Ce fut lorsque Thot rompit le contact de leurs lèvres, qu'il put voir qu'ils étaient à présent devant les portes du royaume du dieu lunaire. Ils étaient sur une stèle en pierre blanche flottante, entouré d'une sphère reproduisant un Soleil couchant. Leur seul point de sortie - ou d'entrée - était d'immenses portes en bois clair portant le sceau de Thot : un croissant de Lune en or sur chacune d'elles.
«- C'est donc cela le baiser de la Lune… Constata le serpent noir en ôtant sa main du corps de Thot.
– Evidemment. Pourquoi penses-tu que je t'ai embrassé ?
– Par envie ? Fit Apophis en souriant à son ami dévoilant ses canines pointues.

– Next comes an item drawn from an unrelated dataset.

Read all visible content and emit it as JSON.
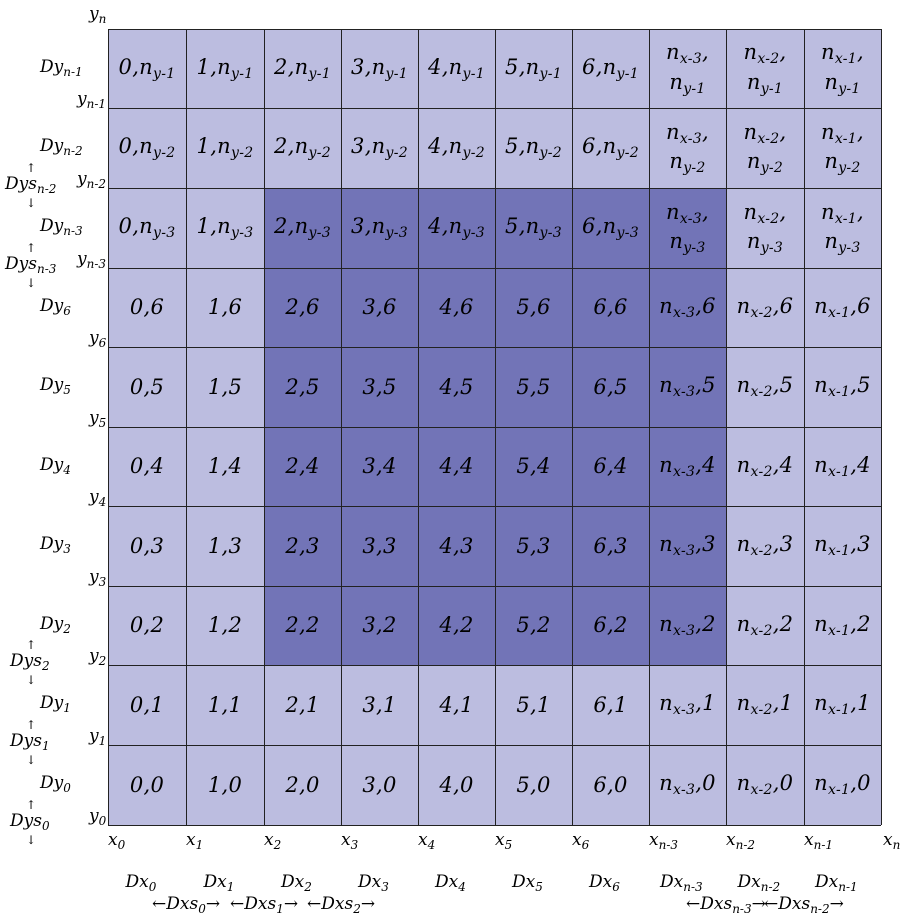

– Ne sois pas stupide. Pourquoi t'aurais-je récompensé d'un baiser après ce que tu as fait aux autres ? Il faut le mériter.
– Si je le mérite, tu m'embrasseras à nouveau ?
– Je te retrouve bien là Apophis. Sourit à son tour Thot, heureux de retrouver le côté taquin du serpent noir. Je t'embrasserai quand tu seras digne de recevoir un baiser de ma part.
– J'ai hâte d'obtenir un vrai baiser de la part du dieu de la Lune. »
Thot leva les yeux au ciel avant de se lever quittant la proximité du corps d'Apophis. Avant qu'Atum-Ra ne naisse, Apophis et lui étaient si proches qu'il en était tombé amoureux. Puis le serpent noir a sombré dans ses ténèbres. Mais maintenant qu'il l'avait retrouvé, son ami qui lui était si cher, Thot pu constater qu'il était toujours aussi faible devant Apophis. Le dieu des ténèbres était sa plus grande faiblesse.
Thot ouvrit ensuite les portes lunaires, dévoilant à son vieil ami le royaume de la Lune.